Abercrombie & Fitch is keeping controversial Chief Executive Mike Jeffries on board for at least another year after his current contract expires in February, ignoring recent calls for the struggling teen apparel company to cut him loose.
The retailer said the new agreement, which will take effect Feb. 2, “employs a more simplified, performance-based compensation structure that is designed to align incentives closely with the success of the company and the interests of the shareholders.”
In short, Jeffries’ pay is to be more dependent on the success of the company, which last month reported dismal earnings for the third quarter ended Nov. 2.
In addition to the seventh straight quarter of same-store sales declines, the company said it suffered a net loss of $15.6 million, or 20 cents a share, compared with a profit of $84 million, or $1.02 a share, during the same quarter a year earlier.
Jeffries has come under fire this year for comments about the exclusivity of the Abercrombie brand. Many disgruntled consumers also blame him for the brand's dearth of plus-size options – a situation the company has said it will rectify online next year.
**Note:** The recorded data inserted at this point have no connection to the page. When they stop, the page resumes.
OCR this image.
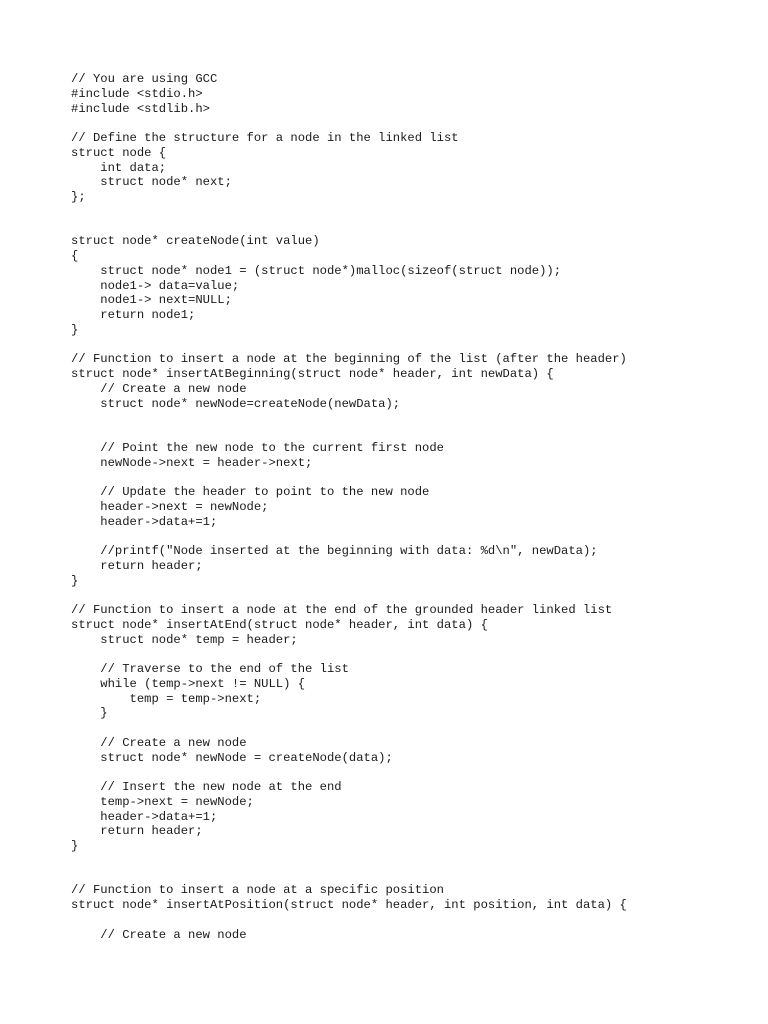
// You are using GCC
#include <stdio.h>
#include <stdlib.h>
// Define the structure for a node in the linked list
struct node {
int data;
struct node* next;
};
struct node* createNode(int value)
{
struct node* node1 = (struct node*)malloc(sizeof(struct node));
node1-> data=value;
node1-> next=NULL;
return node1;
}
// Function to insert a node at the beginning of the list (after the header)
struct node* insertAtBeginning(struct node* header, int newData) {
// Create a new node
struct node* newNode=createNode(newData);
// Point the new node to the current first node
newNode->next = header->next;
// Update the header to point to the new node
header->next = newNode;
header->data+=1;
//printf("Node inserted at the beginning with data: %d\n", newData);
return header;
}
// Function to insert a node at the end of the grounded header linked list
struct node* insertAtEnd(struct node* header, int data) {
struct node* temp = header;
// Traverse to the end of the list
while (temp->next != NULL) {
temp = temp->next;
}
// Create a new node
struct node* newNode = createNode(data);
// Insert the new node at the end
temp->next = newNode;
header->data+=1;
return header;
}
// Function to insert a node at a specific position
struct node* insertAtPosition(struct node* header, int position, int data) {
// Create a new node
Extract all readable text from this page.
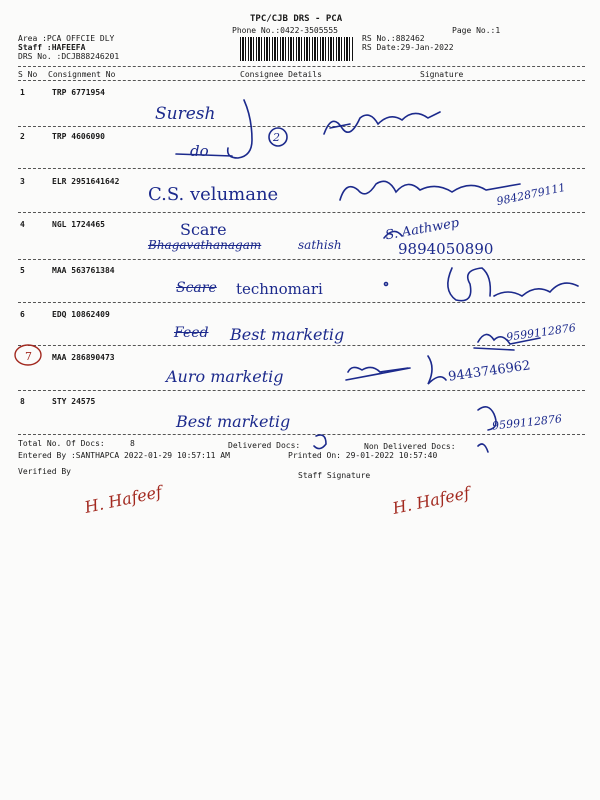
TPC/CJB DRS - PCA
Phone No.:0422-3505555	Page No.:1
Area :PCA OFFCIE DLY
Staff :HAFEEFA
DRS No. :DCJB88246201
RS No.:882462
RS Date:29-Jan-2022
S No Consignment No	Consignee Details	Signature
1	TRP 6771954
Suresh
2	TRP 4606090
do
2
3	ELR 2951641642
C.S. velumane	9842879111
4	NGL 1724465	Scare
Bhagavathanagam	sathish
S. Aathwep
9894050890
5	MAA 563761384
Scare technomari
6	EDQ 10862409
Feed Best marketig	9599112876
7	MAA 286890473
Auro marketig	9443746962
8	STY 24575
Best marketig	9599112876
Total No. Of Docs:	8	Delivered Docs:	Non Delivered Docs:
Entered By :SANTHAPCA 2022-01-29 10:57:11 AM	Printed On: 29-01-2022 10:57:40
Verified By	Staff Signature
H. Hafeef	H. Hafeef
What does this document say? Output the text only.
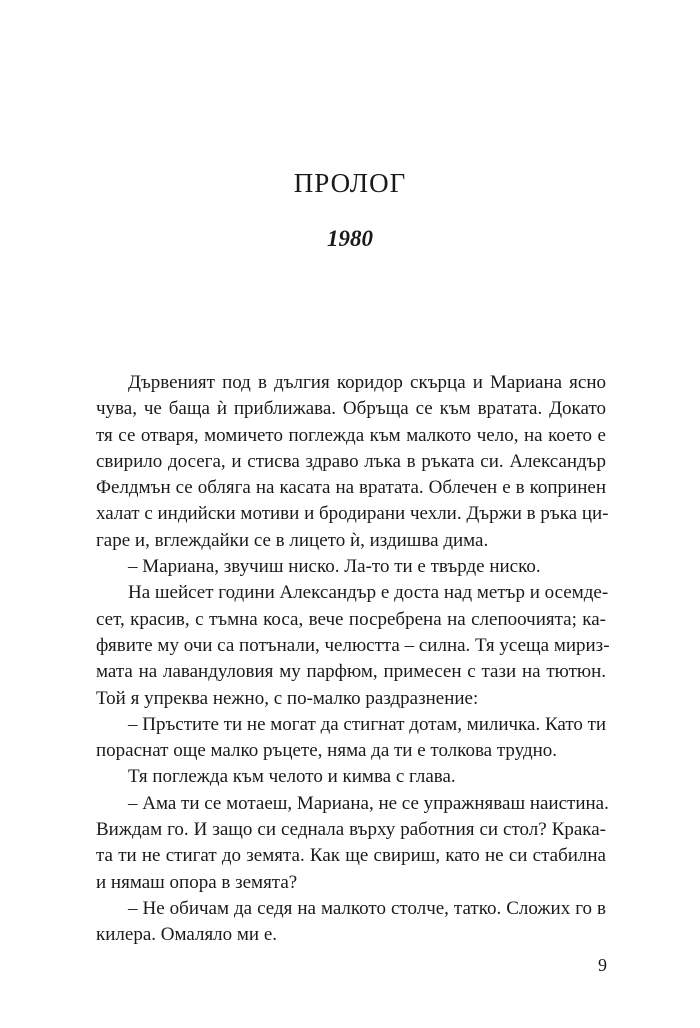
ПРОЛОГ
1980
Дървеният под в дългия коридор скърца и Мариана ясно
чува, че баща ѝ приближава. Обръща се към вратата. Докато
тя се отваря, момичето поглежда към малкото чело, на което е
свирило досега, и стисва здраво лъка в ръката си. Александър
Фелдмън се обляга на касата на вратата. Облечен е в копринен
халат с индийски мотиви и бродирани чехли. Държи в ръка ци-
гаре и, вглеждайки се в лицето ѝ, издишва дима.
– Мариана, звучиш ниско. Ла-то ти е твърде ниско.
На шейсет години Александър е доста над метър и осемде-
сет, красив, с тъмна коса, вече посребрена на слепоочията; ка-
фявите му очи са потънали, челюстта – силна. Тя усеща мириз-
мата на лавандуловия му парфюм, примесен с тази на тютюн.
Той я упреква нежно, с по-малко раздразнение:
– Пръстите ти не могат да стигнат дотам, миличка. Като ти
пораснат още малко ръцете, няма да ти е толкова трудно.
Тя поглежда към челото и кимва с глава.
– Ама ти се мотаеш, Мариана, не се упражняваш наистина.
Виждам го. И защо си седнала върху работния си стол? Крака-
та ти не стигат до земята. Как ще свириш, като не си стабилна
и нямаш опора в земята?
– Не обичам да седя на малкото столче, татко. Сложих го в
килера. Омаляло ми е.
9
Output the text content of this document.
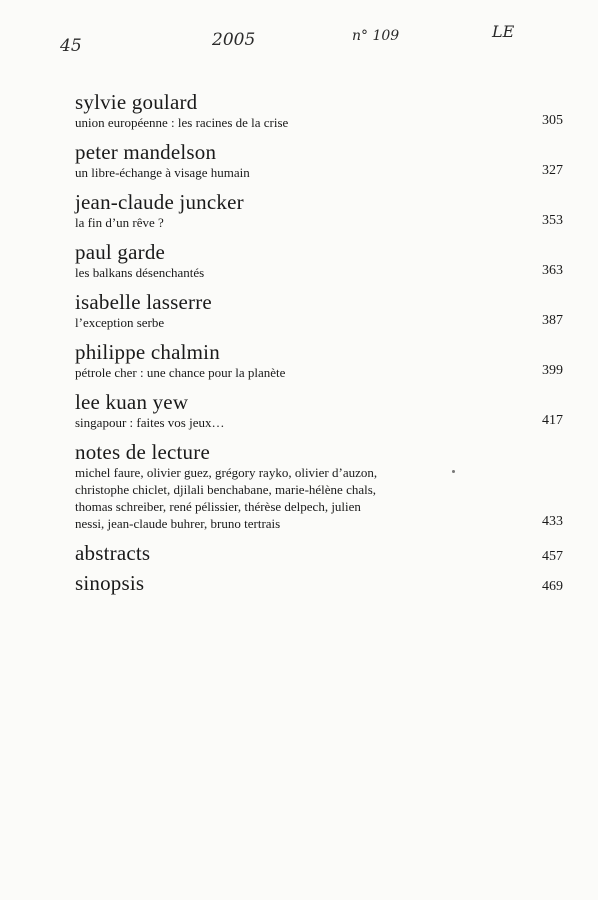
45	2005	n° 109	LE
sylvie goulard
union européenne : les racines de la crise	305
peter mandelson
un libre-échange à visage humain	327
jean-claude juncker
la fin d’un rêve ?	353
paul garde
les balkans désenchantés	363
isabelle lasserre
l’exception serbe	387
philippe chalmin
pétrole cher : une chance pour la planète	399
lee kuan yew
singapour : faites vos jeux…	417
notes de lecture
michel faure, olivier guez, grégory rayko, olivier d’auzon,
christophe chiclet, djilali benchabane, marie-hélène chals,
thomas schreiber, rené pélissier, thérèse delpech, julien
nessi, jean-claude buhrer, bruno tertrais	433
abstracts	457
sinopsis	469
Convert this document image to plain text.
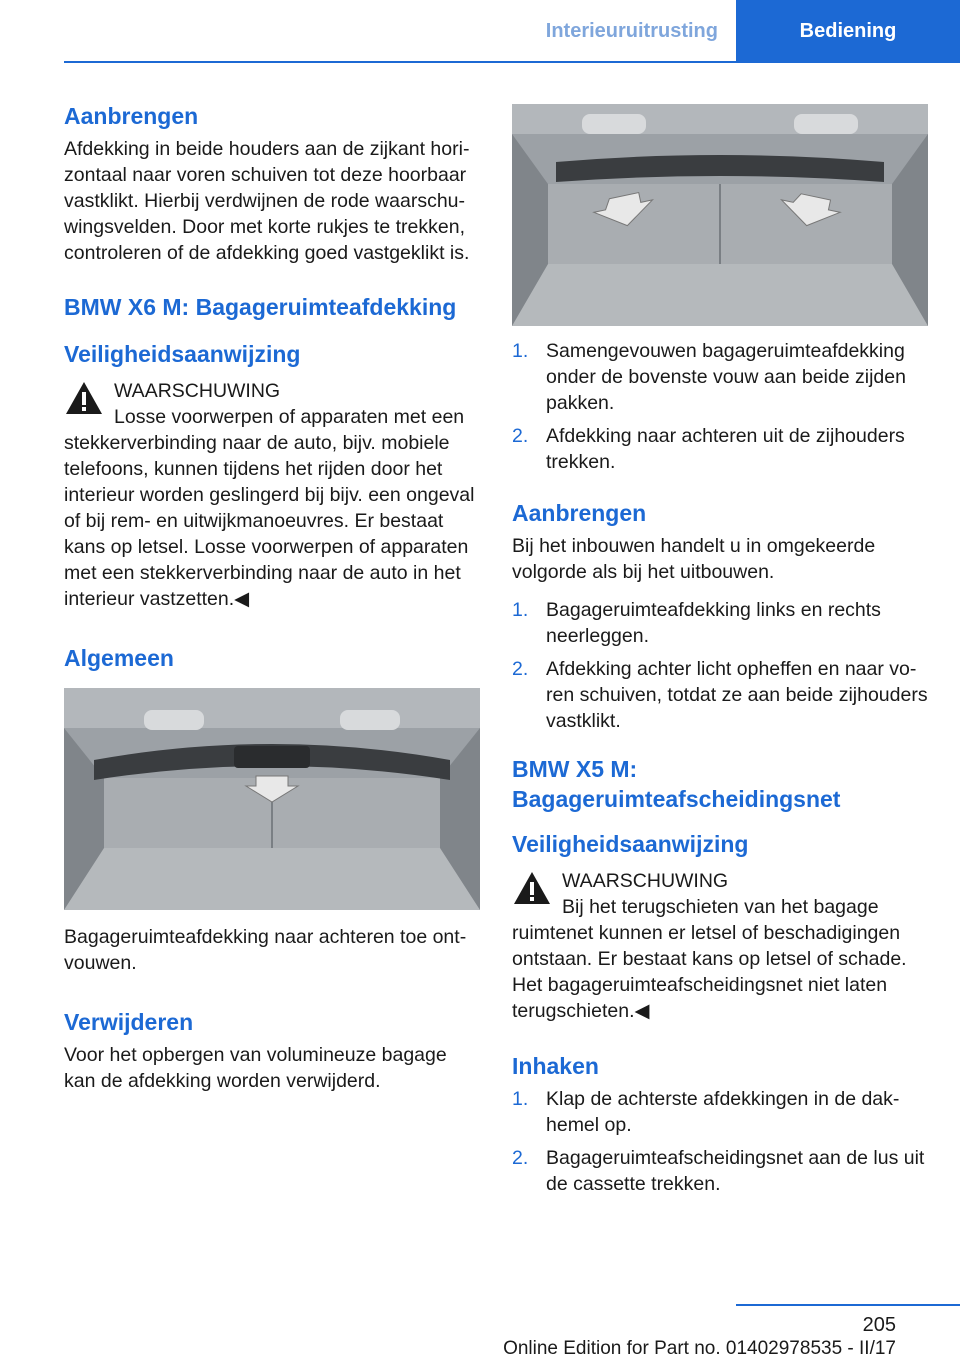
Interieuruitrusting	Bediening
Aanbrengen

Afdekking in beide houders aan de zijkant horizontaal naar voren schuiven tot deze hoorbaar vastklikt. Hierbij verdwijnen de rode waarschuwingsvelden. Door met korte rukjes te trekken, controleren of de afdekking goed vastgeklikt is.

BMW X6 M: Bagageruimteafdekking
Veiligheidsaanwijzing
WAARSCHUWING
Losse voorwerpen of apparaten met een
stekkerverbinding naar de auto, bijv. mobiele telefoons, kunnen tijdens het rijden door het interieur worden geslingerd bij bijv. een ongeval of bij rem- en uitwijkmanoeuvres. Er bestaat kans op letsel. Losse voorwerpen of apparaten met een stekkerverbinding naar de auto in het interieur vastzetten.◀
Algemeen

Bagageruimteafdekking naar achteren toe ontvouwen.

Verwijderen

Voor het opbergen van volumineuze bagage kan de afdekking worden verwijderd.

1. Samengevouwen bagageruimteafdekking onder de bovenste vouw aan beide zijden pakken.
2. Afdekking naar achteren uit de zijhouders trekken.
Aanbrengen

Bij het inbouwen handelt u in omgekeerde volgorde als bij het uitbouwen.

1. Bagageruimteafdekking links en rechts neerleggen.
2. Afdekking achter licht opheffen en naar voren schuiven, totdat ze aan beide zijhouders vastklikt.
BMW X5 M:
Bagageruimteafscheidingsnet
Veiligheidsaanwijzing
WAARSCHUWING
Bij het terugschieten van het bagage
ruimtenet kunnen er letsel of beschadigingen ontstaan. Er bestaat kans op letsel of schade. Het bagageruimteafscheidingsnet niet laten terugschieten.◀
Inhaken
1. Klap de achterste afdekkingen in de dakhemel op.
2. Bagageruimteafscheidingsnet aan de lus uit de cassette trekken.
205
Online Edition for Part no. 01402978535 - II/17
Abercrombie is also operating in the teen-apparel category, which is struggling to recapture fickle and cash-poor young patrons. Last week, a gauge from Thomson Reuters showed November same-store sales for the category rising 0.3% year over year, missing estimates of a 0.8% increase.
Last week, Newport Beach-based activist investor Engaged Capital, which it said owns about 400,000 shares of Abercrombie stock, wrote a public letter urging the retailer to ditch Jeffries.
“Investors have endured poor performance due to poor leadership,” wrote Engaged managing member Glenn W. Welling. “The Company’s management team has a reputation for habitually under-estimating and under-executing on the changes needed to remain competitive in the fast moving teen apparel market.”
Abercrombie’s new contract with Jeffries is the “result of an extensive review by the Board and detailed discussion with shareholders over several months,” Craig Stapleton, lead independent director of the Abercrombie board, said in a statement.
The agreement, filed with the Securities and Exchange Commission, calls for an annual review of Jeffries’ $1.5-million annual base salary. Jeffries can earn up to 300% the base salary in bonuses.
He is also eligible to receive $6 million each year in long-term incentive awards -- a target amount that can be increased by the company’s compensation committee.
A continued perk: Jeffries may keep using the Abercrombie corporate jet for personal travel of up to $200,000 in value. The company said it made the allowance “for security purposes.”
The contract can be terminated by either Jeffries or the company with 12 months of written notice after Feb. 1, 2015.
Abercrombie said it will also pump up its succession plan, starting to groom internal candidates, and recruit brand presidents for its Abercrombie & Fitch, abercrombie kids and Hollister brands.
The move may help resolve what RBC Capital Markets analyst Howard Tubin called “one of the major issues” facing Abercrombie: “a sameness in the merchandise offering.” Creating another layer of leadership may spark more creativity in the individual brands, analysts said.
But, Tubin warned in a note to clients, “hiring 'yes men' or 'yes women' will not bring anything beneficial to the company.”
“These leaders must challenge Mr. Jeffries and Mr. Jeffries must accept and implement input from these new executives,” he said.
Jeffries helped take Abercrombie from 36 domestic stores and $50 million in sales in 1992 to more than 1,000 stores globally and more than $4 billion in sales currently, according to the company.
“We are taking aggressive action to manage through the challenging teen retail environment by increasing our speed to market and enhancing our brand engagement,” he said in a statement. We are also focused on completing the restructuring of our cost base and ensuring we are properly organized to execute against our long-term plan.”